Why is $$ \sum_{n=1}^{\infty} \left( \frac{1}{(10n-9)^2} + \frac{1}{(10n-1)^2} \right) = \frac{\pi^2}{50} \frac{1}{1- \cos \frac{\pi}{5}} $$ ?
Each form of $$ \sum_{n=1}^{\infty} \frac{1}{(10n-9)^2} $$ and $$ \sum_{n=1}^{\infty} \frac{1}{(10n-1)^2} $$
couldn't be calculated but the sum of them has a closed form
The $\Gamma$ function fulfills the symmetry relation $$ \Gamma(z)\Gamma(1-z) = \frac{\pi}{\sin(\pi z)} $$ hence by applying $\frac{d}{dz}\left(\log(\cdot)\right)$ to both sides $$\psi(z)-\psi(1-z) =-\pi\cot(\pi z) $$ and by differentiating once again $$ \psi'(z)+\psi'(1-z) = \frac{\pi^2}{\sin^2(\pi z)}. \tag{1}$$ Since $$ \psi'(z) = \sum_{n\geq 0}\frac{1}{(n+z)^2}\tag{2} $$ equations $(1)$ and $(2)$ with $z=\frac{1}{10}$ prove the claim.
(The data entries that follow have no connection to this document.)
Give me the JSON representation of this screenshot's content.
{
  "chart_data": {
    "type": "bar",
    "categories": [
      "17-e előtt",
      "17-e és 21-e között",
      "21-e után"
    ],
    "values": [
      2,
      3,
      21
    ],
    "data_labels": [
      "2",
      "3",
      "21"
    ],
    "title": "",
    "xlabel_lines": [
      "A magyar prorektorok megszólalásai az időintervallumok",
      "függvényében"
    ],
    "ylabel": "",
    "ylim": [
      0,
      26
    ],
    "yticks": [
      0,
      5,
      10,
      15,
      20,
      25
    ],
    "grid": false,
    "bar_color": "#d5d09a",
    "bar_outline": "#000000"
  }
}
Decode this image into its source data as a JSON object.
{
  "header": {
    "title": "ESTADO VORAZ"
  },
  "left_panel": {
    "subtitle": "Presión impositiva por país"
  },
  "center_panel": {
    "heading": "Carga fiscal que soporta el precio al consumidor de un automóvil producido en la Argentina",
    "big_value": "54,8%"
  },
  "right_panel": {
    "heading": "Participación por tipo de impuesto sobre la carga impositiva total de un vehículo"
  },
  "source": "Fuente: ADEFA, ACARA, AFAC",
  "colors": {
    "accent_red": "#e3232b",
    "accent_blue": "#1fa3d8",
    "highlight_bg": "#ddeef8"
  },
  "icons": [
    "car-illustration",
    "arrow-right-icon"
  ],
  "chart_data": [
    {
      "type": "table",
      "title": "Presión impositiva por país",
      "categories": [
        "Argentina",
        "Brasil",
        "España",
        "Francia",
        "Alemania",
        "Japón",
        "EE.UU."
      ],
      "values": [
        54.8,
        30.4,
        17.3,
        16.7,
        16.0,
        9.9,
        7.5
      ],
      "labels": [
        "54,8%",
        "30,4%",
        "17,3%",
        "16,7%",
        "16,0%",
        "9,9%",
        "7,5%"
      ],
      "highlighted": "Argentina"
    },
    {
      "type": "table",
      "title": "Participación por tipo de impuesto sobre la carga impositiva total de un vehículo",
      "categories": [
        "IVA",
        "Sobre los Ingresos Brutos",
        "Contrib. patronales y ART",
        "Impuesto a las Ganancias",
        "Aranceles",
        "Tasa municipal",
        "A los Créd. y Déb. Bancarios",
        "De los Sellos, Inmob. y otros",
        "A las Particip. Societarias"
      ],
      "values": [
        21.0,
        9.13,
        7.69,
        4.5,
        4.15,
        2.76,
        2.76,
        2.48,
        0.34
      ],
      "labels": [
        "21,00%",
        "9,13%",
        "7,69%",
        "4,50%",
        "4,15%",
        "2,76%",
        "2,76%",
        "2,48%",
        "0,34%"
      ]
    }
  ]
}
Using $$\sum_{n\in\mathbb{Z}}\frac{1}{(n-a)^2+b^2}=\frac{\pi\sinh2\pi b}{b\left(\cosh2\pi b-\cos2\pi a\right)}$$ from this, one has \begin{eqnarray} &&\sum_{n=1}^{\infty} \left( \frac{1}{(10n-9)^2} + \frac{1}{(10n-1)^2} \right)\\ &=&\sum_{n\in\mathbb{Z}}\frac{1}{(10n-1)^2}=\frac{1}{10^2}\sum_{n\in\mathbb{Z}}\frac{1}{(n-\frac1{10})^2}\\ &=&\frac1{10}\lim_{b\to0}\frac{\pi\sinh(2\pi b)}{b\left(\cosh(2\pi b)-\cos(\frac{2\pi}{10})\right)}\\ &=&\frac{\pi^2}{50} \frac{1}{1- \cos \frac{\pi}{5}}. \end{eqnarray}